2. Why would we still measure this "jagged" behaviour by the same variable (dubbing Anonymous's post 28 December, 2010 12:52).
Isn't it better to use something like
(sum of |Xi+1 - Xi|) divided by (n-1)?

Anonymous said...

gr8 post man.. its really intuitive. please post ideas about other theories n concepts as well.. you are doing a great job.

Naveen

SAS said...

Assuming a relatively "more" jagged distribution, doesn't the idea fall apart? In the second diagram, you have chosen all points falling on 1 or 3. Imagine that you replace the value 3 by 2.1 and 1 by 1.88. So 4 points on 2.1 and 4 points on 1.88 as against 8 points with dev 2.
As per your theory/reasoning, we should expect the less jagged eight-2's curve to have lesser std dev than the other jagged one with values at 2.1 and 1.88. However it is just the reverse (the std dev calculated to 1.99 for the jagged curve). Note that mean again is 0. That I believe is the fallacy in your argument. You have chosen an example that supports the theory and used it as 'proof' , however that doesn't hold. Please point out if I am wrong.
P.S. I stumbled upon this blog in search of the same explanation (why std dev than mean dev?) but I cannot accept your explanation.

fdr said...

Thanks for the explanation. It is great post.

Anonymous said...

something i don't understand, if we want to amplify error then why don't we sum deviations raised to the power 4 then take the fourth root? or even absolute of power 3 then third root

Anonymous said...

also, we can get 2 different graphs that have the same standard deviation but different mean absolute deviation

simon said...

A concise and easy to use explanation. Many thanks from a frustrated student, who is sitting in his flat despite the beautiful weather, trying to grapple statistics...

Anonymous said...

Kickass man! Good job

Amar said...

@SAS: Perhaps I'm misunderstanding, but I don't get the result you're getting with your example. For {-2.1, -2.1, -1.88, -1.88, 1.88, 1.88, 2.1, 2.1}, I get a mean absolute deviation of 1.990 and an RMS deviation of 1.993.

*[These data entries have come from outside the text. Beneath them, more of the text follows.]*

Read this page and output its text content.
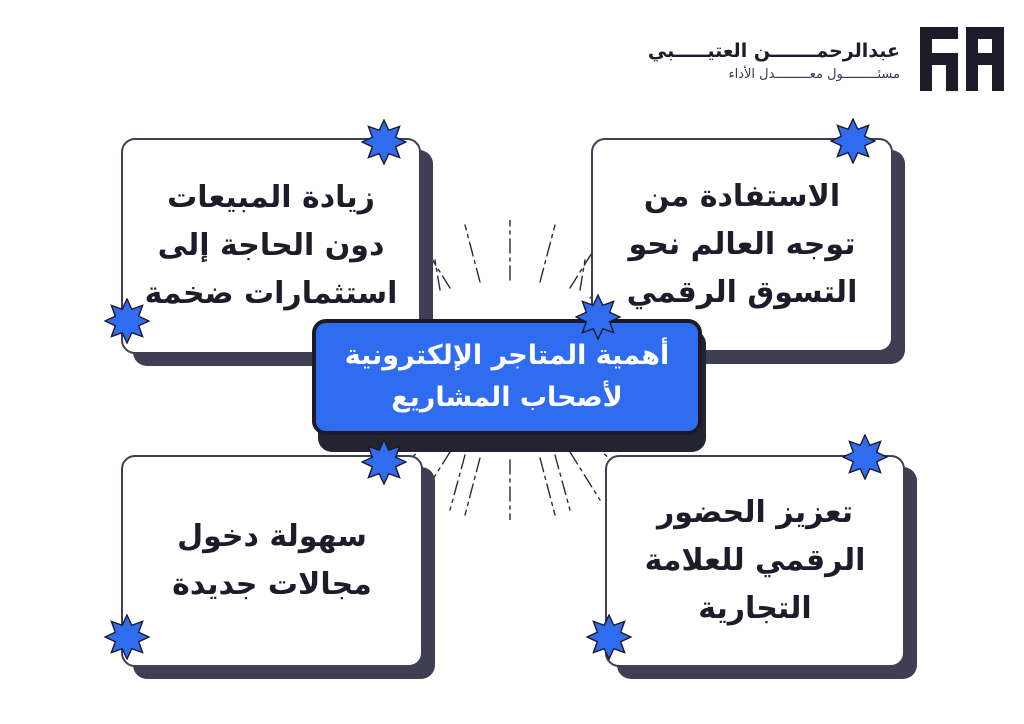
عبدالرحمـــــــن العتيـــــبي
مسئـــــــــول معـــــــــدل الأداء
زيادة المبيعات
دون الحاجة إلى
استثمارات ضخمة
الاستفادة من
توجه العالم نحو
التسوق الرقمي
سهولة دخول
مجالات جديدة
تعزيز الحضور
الرقمي للعلامة
التجارية
أهمية المتاجر الإلكترونية
لأصحاب المشاريع
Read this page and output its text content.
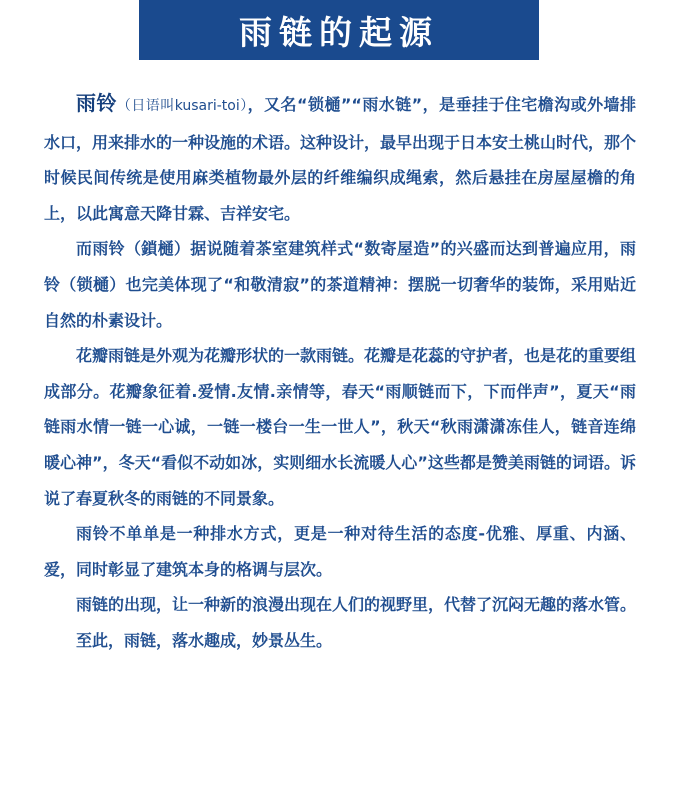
雨链的起源

雨铃（日语叫kusari-toi），又名“锁樋”“雨水链”，是垂挂于住宅檐沟或外墙排水口，用来排水的一种设施的术语。这种设计，最早出现于日本安土桃山时代，那个时候民间传统是使用麻类植物最外层的纤维编织成绳索，然后悬挂在房屋屋檐的角上，以此寓意天降甘霖、吉祥安宅。

而雨铃（鎖樋）据说随着茶室建筑样式“数寄屋造”的兴盛而达到普遍应用，雨铃（锁樋）也完美体现了“和敬清寂”的茶道精神：摆脱一切奢华的装饰，采用贴近自然的朴素设计。

花瓣雨链是外观为花瓣形状的一款雨链。花瓣是花蕊的守护者，也是花的重要组成部分。花瓣象征着.爱情.友情.亲情等，春天“雨顺链而下，下而伴声”，夏天“雨链雨水情一链一心诚，一链一楼台一生一世人”，秋天“秋雨潇潇冻佳人，链音连绵暖心神”，冬天“看似不动如冰，实则细水长流暖人心”这些都是赞美雨链的词语。诉说了春夏秋冬的雨链的不同景象。

雨铃不单单是一种排水方式，更是一种对待生活的态度-优雅、厚重、内涵、爱，同时彰显了建筑本身的格调与层次。

雨链的出现，让一种新的浪漫出现在人们的视野里，代替了沉闷无趣的落水管。

至此，雨链，落水趣成，妙景丛生。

Anyway, I'm looking into the concerns people have raised about using the squares, and will add an explanation/correction to the article once I've understood this.

Thanks

Amar said...

@SAS: Ah, I think I understand what you're saying now. Yes, the numbers you suggested have more variability than 2s and -2s, but they're also closer to the mean on average (1.99 vs 2.00). I chose 1s and 3s because they have the same mean deviation as the 2s, and I wanted to isolate the effect of measuring variability.